Le détournement de mots-clics (hashtag hijacking) consiste à ajouter des mots-clics populaires qui n’ont pas nécessairement de lien avec sa publication afin que des utilisateurs lambda y soient renvoyés. «QAnon recherchait toute forme d’engagement, qu’il soit favorable ou critique. Chaque interaction participe à la fois à la cohésion du noyau existant et à l’élargissement potentiel de la base de soutien», résume Francesco C. Campisi.
Les chercheurs ont analysé plus de 400 000 micromessages publiés entre 2020 et 2021. Ces dates ont été sélectionnées parce qu’elles coïncidaient avec des évènements importants dans l’actualité qui ont fait parler dans les cercles d’extrême droite, du meurtre de George Floyd et des manifestations de Black Lives Matter à l’assaut du Capitole en passant par la pandémie de COVID-19 et les élections présidentielles américaines. «Nous avons arrêté notre récolte après janvier 2021, puisque Twitter a supprimé plusieurs comptes en lien avec l’insurrection du 6 janvier, dans laquelle QAnon a joué un grand rôle», précise Francesco C. Campisi. Les publications retenues devaient contenir des mots-clics liés à QAnon ou mentionner un compte associé à cette mouvance.
Une revue de la littérature a permis de catégoriser des mots-clics: certains visaient le détournement, d’autres suivaient une logique interne (par exemple #WWG1WGA, qui fait référence au slogan Là où l’on va, nous allons tous de QAnon) ou encore avaient une saveur complotiste. Les chercheurs ont ensuite analysé si ce détournement suscitait plus de formes d’engagement: J’aime, republication, commentaires, etc.
S’insérer dans le débat public
Dans plusieurs cas, les mots-clics associés au détournement s’inséraient dans des conversations internes autour de diverses théories du complot. Dans d’autres, le détournement de mots-clics servait à se glisser dans des débats publics existants pour tenter d’en redéfinir le sens.
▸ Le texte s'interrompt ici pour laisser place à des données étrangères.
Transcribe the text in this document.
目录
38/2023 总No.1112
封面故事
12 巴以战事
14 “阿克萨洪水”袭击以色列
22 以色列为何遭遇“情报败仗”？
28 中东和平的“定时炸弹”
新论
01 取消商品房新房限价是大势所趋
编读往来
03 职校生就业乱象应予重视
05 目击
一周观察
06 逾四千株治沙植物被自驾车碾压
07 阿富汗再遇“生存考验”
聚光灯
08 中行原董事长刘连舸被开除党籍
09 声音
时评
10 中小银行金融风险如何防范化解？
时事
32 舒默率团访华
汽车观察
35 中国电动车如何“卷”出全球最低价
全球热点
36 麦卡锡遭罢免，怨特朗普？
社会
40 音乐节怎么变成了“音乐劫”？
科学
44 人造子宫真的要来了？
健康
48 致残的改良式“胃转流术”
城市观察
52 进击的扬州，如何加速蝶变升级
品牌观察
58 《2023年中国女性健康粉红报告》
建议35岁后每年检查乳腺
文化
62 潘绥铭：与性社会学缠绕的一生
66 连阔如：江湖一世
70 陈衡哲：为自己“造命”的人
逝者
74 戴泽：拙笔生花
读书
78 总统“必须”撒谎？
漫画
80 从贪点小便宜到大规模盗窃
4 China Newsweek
Malgré tout, le procédé n’expliquait que de 4 à 6 % de l’engagement. «Plus de 90 % de l’engagement et de la visibilité ne sont donc pas influencés par les catégories de mots-clics utilisés», indique Francesco C. Campisi.
Bref, s’insérer dans des conversations n’avait pas un effet significatif. «Le fait d’être présent ne suffit pas à convaincre un auditoire», dit-il.
Ainsi, cette tentative de manipuler les algorithmes à son avantage fonctionne peu. «Les algorithmes interprètent une série de signaux et le fait de consulter un mot-clic particulier est une goutte d’eau dans l’océan. C’est sans compter que les algorithmes sont de véritables boîtes noires et qu’ils changent constamment», croit Francis Fortin.
Faire le pont entre le virtuel et le réel
«Une des limites de notre étude, c’est que nous ne savons pas comment ces consultations de mots-clics influencent l’individu qui ne s’engage jamais, mais qui peut-être se fait une opinion au fil de ses lectures», constate par ailleurs Francesco C. Campisi.
C’est d’ailleurs ce qu’il aimerait explorer. «Je travaille sur une analyse qui vise à tester empiriquement la probabilité de terrorisme stochastique, qui n’est pas du terrorisme en soi, mais plutôt l’idée que certains récits haineux, structurés d’une certaine manière, augmentent les possibilités d’attaques de type “loup solitaire”», mentionne Francesco C. Campisi, qui poursuit un postdoctorat à l’Université Simon Fraser.
Parce que, si l’on ne parle plus de QAnon de la même façon aujourd’hui, la mouvance est à l’origine de plusieurs théories dans la complosphère. Et depuis le rachat de Twitter – devenue X – par Elon Musk, les contenus extrémistes sont montés en flèche. «Tout le monde est exposé à ce type de contenu et, malheureusement, on ne peut pas se fier aux plateformes pour le limiter», conclut-il.